WavebreakMediaMicro - Fotolia
One of the most popular specialized fields within the security domain is threat intelligence. In the recent years, organizations have been focusing more and more on proactive, preventative security. Within that space, threat intelligence analysis is one of the most successful tools available.
Though threat intelligence analysis is often offered through paid subscriptions to commercial services, it's also possible to get open source threat intelligence via some free data feeds. These tools collect information about observed malicious infrastructures, such as IP addresses and domains, as well as about malware via hashes and other indicators of compromise. These feeds provide preventative and often automated blocks, they assist in operations such as threat hunting, they provide context to ongoing attacks, and they can even lead to successful attacker attribution.
Despite the costs to operate a threat intelligence team as part of the broader security posture of an organization, this is a very valuable service.
Open source threat intelligence
The next step up in threat intelligence analysis is gathering intelligence from public sources on the internet that could indicate something suspicious -- without having access to specific indicators of recent or ongoing attacks.
One example is chatter about a leaked router configuration on a dark web hacking forum or a dumped database on the Pastebin site. Another example could be an employee threatening to hack their employer's system before resigning on their Twitter page.
Any potentially targeted company should be aware of these threats before they materialize in an actual attack. It is much better to prevent a breach than to detect it and subsequently clean up the damage with consultants and lawyers.
The big challenge is to collect the relevant data from a wide range of sources.
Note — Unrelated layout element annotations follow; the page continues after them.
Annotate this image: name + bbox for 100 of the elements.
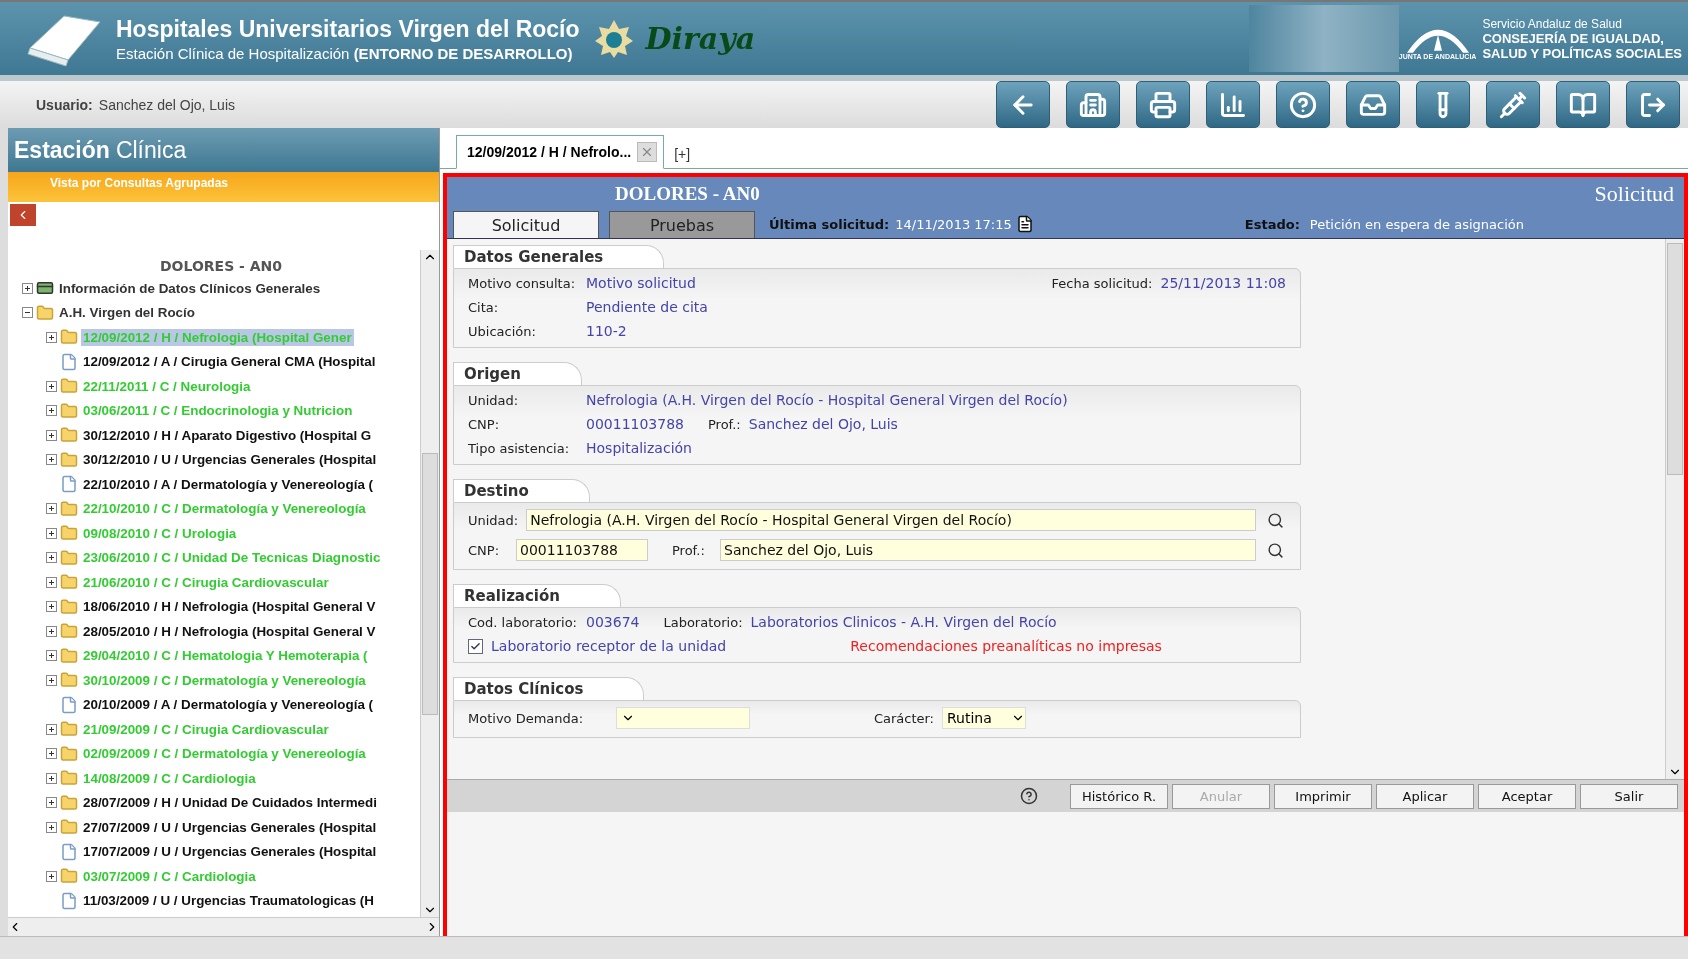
input-field[interactable]: 00011103788 <box>516 539 648 561</box>
field-value: 25/11/2013 11:08 <box>1160 275 1286 291</box>
plus-icon[interactable] <box>46 625 57 637</box>
field-label: Prof.: <box>708 416 741 432</box>
plus-icon[interactable] <box>46 748 57 760</box>
toolbar-button[interactable] <box>1066 81 1120 128</box>
action-button[interactable]: Histórico R. <box>1070 783 1168 809</box>
plus-icon[interactable] <box>46 454 57 466</box>
user-label: Usuario: <box>36 96 93 113</box>
agency-name: CONSEJERÍA DE IGUALDAD, <box>1482 30 1665 46</box>
folder-icon <box>60 426 78 445</box>
tree-item[interactable]: 27/07/2009 / U / Urgencias Generales (Hospital <box>81 818 379 836</box>
section-title: Destino <box>453 479 590 502</box>
plus-icon[interactable] <box>46 650 57 662</box>
building-icon <box>1079 90 1107 119</box>
action-button[interactable]: Aplicar <box>1376 783 1474 809</box>
tree-item[interactable]: 22/10/2010 / A / Dermatología y Venereología ( <box>81 475 375 493</box>
star-logo <box>593 18 634 59</box>
plus-icon[interactable] <box>46 405 57 417</box>
plus-icon[interactable] <box>46 723 57 735</box>
scrollbar[interactable] <box>1665 239 1684 779</box>
plus-icon[interactable] <box>46 674 57 686</box>
panel-title: Estación Clínica <box>8 128 439 172</box>
plus-icon[interactable] <box>46 429 57 441</box>
field-label: CNP: <box>468 416 501 432</box>
section-title: Datos Generales <box>453 245 665 268</box>
checkbox[interactable] <box>468 638 483 654</box>
toolbar-button[interactable] <box>1416 81 1470 128</box>
collapse-button[interactable] <box>10 204 36 226</box>
dropdown[interactable]: Rutina <box>942 707 1026 729</box>
plus-icon[interactable] <box>46 601 57 613</box>
tree-item[interactable]: 28/07/2009 / H / Unidad De Cuidados Intermedi <box>81 794 379 812</box>
help-icon <box>1289 90 1317 119</box>
plus-icon[interactable] <box>46 380 57 392</box>
field-value: Motivo solicitud <box>586 275 696 291</box>
tree-item[interactable]: 30/12/2010 / U / Urgencias Generales (Hospital <box>81 451 379 469</box>
plus-icon[interactable] <box>46 527 57 539</box>
plus-icon[interactable] <box>46 503 57 515</box>
folder-icon <box>60 646 78 665</box>
field-value: 00011103788 <box>586 416 684 432</box>
field-value: Hospitalización <box>586 440 692 456</box>
scrollbar[interactable] <box>420 250 439 917</box>
close-button[interactable] <box>637 142 658 162</box>
tree-item[interactable]: A.H. Virgen del Rocío <box>57 304 197 322</box>
plus-icon[interactable] <box>46 821 57 833</box>
toolbar-button[interactable] <box>1556 81 1610 128</box>
section-title: Realización <box>453 584 621 607</box>
plus-icon[interactable] <box>46 772 57 784</box>
folder-icon <box>60 499 78 518</box>
plus-icon[interactable] <box>46 576 57 588</box>
form-tab[interactable]: Solicitud <box>453 211 599 238</box>
field-label: Carácter: <box>873 710 934 726</box>
document-tab[interactable]: 12/09/2012 / H / Nefrolo... <box>456 135 665 169</box>
plus-icon[interactable] <box>22 282 33 294</box>
tree-item[interactable]: Información de Datos Clínicos Generales <box>57 279 323 297</box>
form-tab[interactable]: Pruebas <box>609 211 755 238</box>
folder-icon <box>60 524 78 543</box>
input-field[interactable]: Sanchez del Ojo, Luis <box>720 539 1256 561</box>
plus-icon[interactable] <box>46 797 57 809</box>
state-label: Estado: <box>1244 217 1300 232</box>
field-value: Sanchez del Ojo, Luis <box>748 416 898 432</box>
add-tab-button[interactable]: [+] <box>674 146 691 168</box>
toolbar-button[interactable] <box>1276 81 1330 128</box>
last-request-label: Última solicitud: <box>769 217 890 232</box>
toolbar-button[interactable] <box>1346 81 1400 128</box>
warning-text: Recomendaciones preanalíticas no impresas <box>850 638 1162 654</box>
tree-item[interactable]: 17/07/2009 / U / Urgencias Generales (Hospital <box>81 843 379 861</box>
plus-icon[interactable] <box>46 331 57 343</box>
tree-item[interactable]: 18/06/2010 / H / Nefrologia (Hospital General V <box>81 598 378 616</box>
input-field[interactable]: Nefrologia (A.H. Virgen del Rocío - Hospital General Virgen del Rocío) <box>526 509 1256 531</box>
action-button[interactable]: Imprimir <box>1274 783 1372 809</box>
field-label: CNP: <box>468 542 501 558</box>
section-title: Datos Clínicos <box>453 677 645 700</box>
field-value: Pendiente de cita <box>586 299 708 315</box>
toolbar-button[interactable] <box>1626 81 1680 128</box>
plus-icon[interactable] <box>46 552 57 564</box>
tree-item[interactable]: 20/10/2009 / A / Dermatología y Venereología ( <box>81 696 375 714</box>
document-icon <box>1015 215 1034 233</box>
patient-name: DOLORES - AN0 <box>158 258 284 274</box>
horizontal-scrollbar[interactable] <box>8 917 439 936</box>
field-label: Unidad: <box>468 512 519 528</box>
action-button[interactable]: Salir <box>1580 783 1678 809</box>
agency-service: Servicio Andaluz de Salud <box>1482 16 1623 31</box>
field-label: Ubicación: <box>468 323 537 339</box>
bar-chart-icon <box>1219 90 1247 119</box>
help-icon[interactable] <box>1020 787 1038 805</box>
folder-icon <box>60 793 78 812</box>
tree-item[interactable]: 28/05/2010 / H / Nefrologia (Hospital General V <box>81 622 378 640</box>
field-label: Motivo Demanda: <box>468 710 585 726</box>
action-button[interactable]: Aceptar <box>1478 783 1576 809</box>
toolbar-button[interactable] <box>1136 81 1190 128</box>
minus-icon[interactable] <box>22 307 33 319</box>
tree-item[interactable]: 11/03/2009 / U / Urgencias Traumatologicas (H <box>81 892 376 910</box>
tree-item[interactable]: 30/12/2010 / H / Aparato Digestivo (Hospital G <box>81 426 374 444</box>
plus-icon[interactable] <box>46 870 57 882</box>
toolbar-button[interactable] <box>1206 81 1260 128</box>
tree-item[interactable]: 12/09/2012 / A / Cirugia General CMA (Hospital <box>81 353 378 371</box>
toolbar-button[interactable] <box>996 81 1050 128</box>
view-banner: Vista por Consultas Agrupadas <box>8 172 439 202</box>
toolbar-button[interactable] <box>1486 81 1540 128</box>
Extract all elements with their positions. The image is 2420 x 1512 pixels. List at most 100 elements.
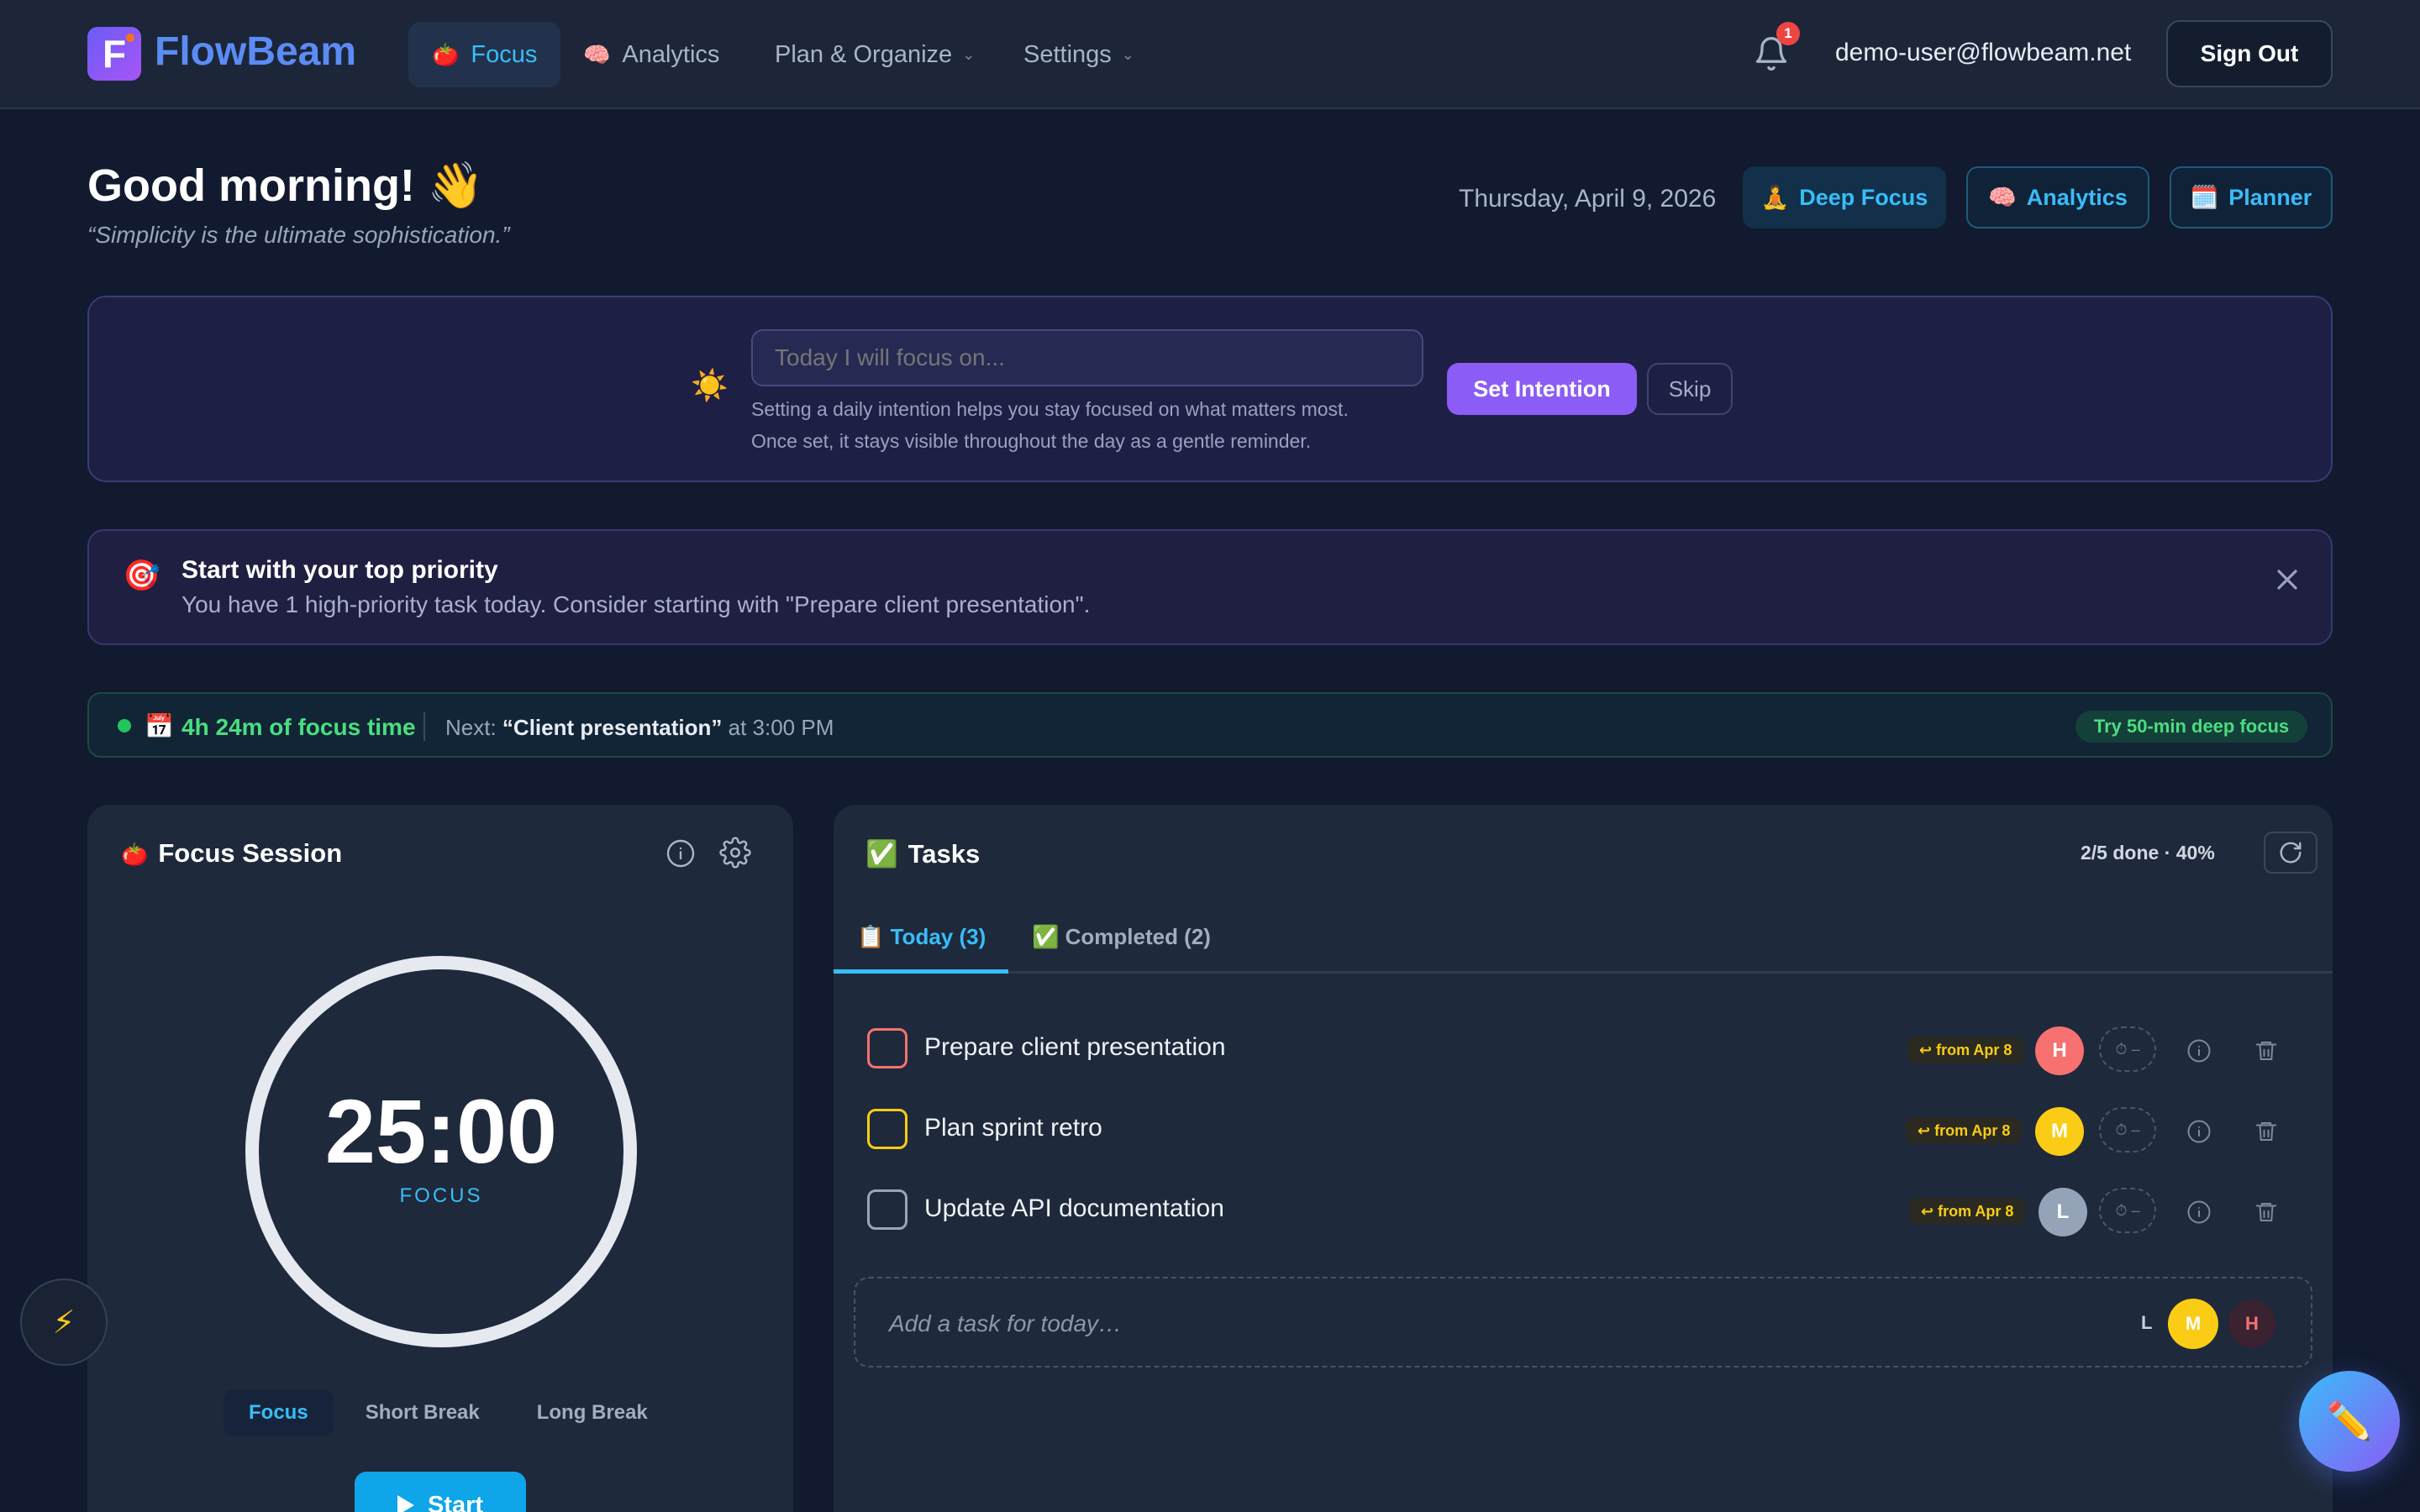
trash-icon[interactable]	[2254, 1038, 2279, 1063]
priority-medium-option[interactable]: M	[2168, 1299, 2218, 1349]
carried-over-badge: ↩ from Apr 8	[1906, 1117, 2023, 1144]
daily-quote: “Simplicity is the ultimate sophisticati…	[87, 222, 510, 248]
target-icon: 🎯	[123, 558, 160, 592]
info-icon[interactable]	[2186, 1200, 2212, 1225]
nav-focus[interactable]: 🍅 Focus	[408, 22, 561, 87]
chevron-down-icon: ⌄	[962, 45, 976, 63]
tab-today[interactable]: 📋 Today (3)	[857, 924, 986, 950]
refresh-button[interactable]	[2264, 832, 2317, 874]
timer-chip[interactable]: ⏱ –	[2099, 1188, 2156, 1233]
deep-focus-label: Deep Focus	[1799, 184, 1928, 210]
deep-focus-button[interactable]: 🧘 Deep Focus	[1743, 166, 1946, 228]
notification-badge: 1	[1776, 22, 1800, 45]
carried-over-badge: ↩ from Apr 8	[1907, 1037, 2024, 1063]
task-checkbox[interactable]	[867, 1028, 908, 1068]
current-date: Thursday, April 9, 2026	[1459, 185, 1717, 213]
planner-button[interactable]: 🗓️ Planner	[2170, 166, 2333, 228]
priority-avatar[interactable]: M	[2035, 1107, 2084, 1156]
carried-over-badge: ↩ from Apr 8	[1909, 1198, 2026, 1225]
tab-completed[interactable]: ✅ Completed (2)	[1032, 924, 1211, 950]
tomato-icon: 🍅	[432, 41, 460, 67]
next-event: Next: “Client presentation” at 3:00 PM	[445, 715, 834, 741]
status-dot	[118, 719, 131, 732]
intention-help-text: Setting a daily intention helps you stay…	[751, 393, 1349, 457]
flowbeam-logo[interactable]: F	[87, 27, 141, 81]
help-line-2: Once set, it stays visible throughout th…	[751, 430, 1312, 452]
priority-avatar[interactable]: L	[2039, 1188, 2087, 1236]
divider	[424, 712, 425, 741]
tasks-title-text: Tasks	[908, 839, 981, 869]
mode-long-break[interactable]: Long Break	[512, 1389, 673, 1436]
brand-name[interactable]: FlowBeam	[155, 29, 356, 75]
task-row[interactable]: Update API documentation ↩ from Apr 8 L …	[867, 1174, 2304, 1236]
refresh-icon	[2280, 842, 2302, 864]
trash-icon[interactable]	[2254, 1200, 2279, 1225]
calendar-icon: 📅	[145, 713, 174, 739]
priority-low-option[interactable]: L	[2141, 1312, 2152, 1334]
priority-high-option[interactable]: H	[2228, 1300, 2275, 1347]
skip-button[interactable]: Skip	[1647, 363, 1733, 415]
task-checkbox[interactable]	[867, 1109, 908, 1149]
mode-tabs: Focus Short Break Long Break	[224, 1389, 673, 1436]
play-icon	[397, 1495, 414, 1512]
info-icon[interactable]	[2186, 1119, 2212, 1144]
clipboard-icon: 📋	[857, 924, 885, 949]
focus-session-card: 🍅 Focus Session 25:00 FOCUS Focus Short B…	[87, 805, 793, 1512]
start-label: Start	[427, 1491, 484, 1512]
tomato-icon: 🍅	[121, 842, 149, 867]
task-name: Update API documentation	[924, 1194, 1224, 1222]
user-email: demo-user@flowbeam.net	[1835, 39, 2132, 66]
intention-input[interactable]	[751, 329, 1423, 386]
nav-focus-label: Focus	[471, 40, 538, 68]
planner-label: Planner	[2228, 184, 2312, 210]
mode-short-break[interactable]: Short Break	[340, 1389, 505, 1436]
priority-suggestion-card: 🎯 Start with your top priority You have …	[87, 529, 2333, 645]
pencil-icon[interactable]: ✏️	[2299, 1371, 2400, 1472]
nav-settings[interactable]: Settings ⌄	[1000, 22, 1158, 87]
sign-out-button[interactable]: Sign Out	[2166, 20, 2333, 87]
tabs-divider	[834, 971, 2333, 974]
active-tab-underline	[834, 969, 1008, 974]
timer-chip[interactable]: ⏱ –	[2099, 1026, 2156, 1072]
focus-session-title-text: Focus Session	[158, 838, 343, 868]
trash-icon[interactable]	[2254, 1119, 2279, 1144]
check-icon: ✅	[1032, 924, 1060, 949]
task-row[interactable]: Prepare client presentation ↩ from Apr 8…	[867, 1013, 2304, 1075]
close-icon[interactable]	[2270, 563, 2304, 596]
timer-display: 25:00	[324, 1080, 558, 1182]
check-icon: ✅	[865, 839, 898, 869]
start-button[interactable]: Start	[355, 1472, 526, 1512]
meditation-icon: 🧘	[1760, 185, 1790, 210]
priority-avatar[interactable]: H	[2035, 1026, 2084, 1075]
analytics-button[interactable]: 🧠 Analytics	[1966, 166, 2149, 228]
mode-focus[interactable]: Focus	[224, 1389, 334, 1436]
set-intention-button[interactable]: Set Intention	[1447, 363, 1637, 415]
try-deep-focus-button[interactable]: Try 50-min deep focus	[2075, 711, 2307, 743]
nav-plan-organize[interactable]: Plan & Organize ⌄	[751, 22, 998, 87]
calendar-icon: 🗓️	[2190, 185, 2219, 210]
timer-chip[interactable]: ⏱ –	[2099, 1107, 2156, 1152]
top-navbar: F FlowBeam 🍅 Focus 🧠 Analytics Plan & Or…	[0, 0, 2420, 109]
gear-icon[interactable]	[719, 837, 751, 869]
task-name: Prepare client presentation	[924, 1033, 1226, 1061]
next-event-name: “Client presentation”	[502, 715, 723, 740]
next-event-time: at 3:00 PM	[722, 715, 834, 740]
priority-title: Start with your top priority	[182, 556, 498, 584]
add-task-placeholder: Add a task for today…	[889, 1310, 1123, 1336]
info-icon[interactable]	[2186, 1038, 2212, 1063]
info-icon[interactable]	[666, 838, 696, 869]
timer-mode-label: FOCUS	[399, 1184, 483, 1207]
priority-text: You have 1 high-priority task today. Con…	[182, 591, 1091, 617]
nav-settings-label: Settings	[1023, 40, 1112, 68]
chevron-down-icon: ⌄	[1121, 45, 1134, 63]
lightning-icon[interactable]: ⚡	[20, 1278, 108, 1366]
add-task-input[interactable]: Add a task for today… L M H	[854, 1277, 2312, 1368]
task-checkbox[interactable]	[867, 1189, 908, 1230]
help-line-1: Setting a daily intention helps you stay…	[751, 398, 1349, 420]
daily-intention-card: ☀️ Setting a daily intention helps you s…	[87, 296, 2333, 482]
nav-analytics[interactable]: 🧠 Analytics	[560, 22, 743, 87]
task-row[interactable]: Plan sprint retro ↩ from Apr 8 M ⏱ –	[867, 1094, 2304, 1156]
tasks-progress: 2/5 done · 40%	[2081, 842, 2215, 864]
analytics-label: Analytics	[2026, 184, 2128, 210]
focus-session-title: 🍅 Focus Session	[121, 838, 342, 869]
A potential attacker will not post a clear message on his or her Twitter account that they will attack webserver X tonight at 7 p.m.; correlation is needed.
An attacker might mention webserver X tomorrow, might have mentioned the targeted organization last month on a different forum and might have posted a router configuration on Pastebin a week before that -- indicating that he was active in the offensive security space. The amount of data that must be extracted and monitored -- and its retention window -- can be significant.
Another important requirement is to use as much automation as possible. It is too difficult to manually browse the web looking for this content, let alone to manually correlate different platforms within large time windows.
Options and automation
A level of automation is essential to successful open source threat intelligence collection and analysis. There are many specialized open source threat intelligence providers that collect data from many different sources, both at the request of customer-specific queries and with preconfigured broad terms of the vendor's choice.
Recorded Future is currently the best known paid service in this space, but there are alternatives such as Digital Shadows SearchLight. These commercial offerings can be expensive, but they can add additional visibility by providing information that is only available in the underground forums in which they have a foothold. Because most of these platforms are hosted within the provider's cloud, they require little to no infrastructure setup and maintenance.
Another option is to use the many customizable open source tools available on the internet or to develop custom scripts from the ground up. A good example of what is freely available is Tweepy, a Python library that interacts with the Twitter API. Of course, access to an API needs to be granted first. For Twitter, this is a free service, but other platforms such as Pastebin require a one-off fee or an ongoing paid subscription.
An alternative to using API interaction is the use of a so-called web scraper that can download information from a site such as Pastebin in an automated, scripted fashion. There can be legal issues with the use of these, however, so some research into obtaining permission would be smart.
Using a cloud platform
Due to the cost, many organizations will choose to implement some form of scripted, open source threat intelligence collection that can be built and maintained in-house.
A significant volume of data must be collected before any meaningful correlations can be found and that data will need to be stored somewhere. The great thing about running a simple collection of Python scripts, however, is that there is very little system overhead. Combined with the need for 24/7 operation and for high availability, this makes it an ideal candidate for a public cloud system.
Another benefit is that the use of a cloud platform such as Microsoft Azure or AWS hides the source and intent of the queries from administrators of forums, social media and other websites. Sharing the keywords in a search query could be a breach by itself if they are too specific, but as long as the search keywords are relatively broad, the area of interest will be hard to link to a specific business that is sending search queries.
A multistage, hybrid, open source threat intelligence environment could add to this by, for instance, downloading information about 10 randomly selected businesses or products -- or even an entire sector -- to a staging system located in a public cloud. The tool could also then extract a feed that only contains the actual organization's keywords and brand names into the local business itself for further local correlation.
Open source threat intelligence collection is an interesting field. On one side, it collects technical information, and on the other side, it collects information on people and events. The real science and power lie in the correlation between the two, allowing for the most dynamic and proactive security posture an organization can obtain.
No matter what the solution is, though, there will be some cost involved and there will be some effort required to build and operate a successful open source threat intelligence monitoring platform.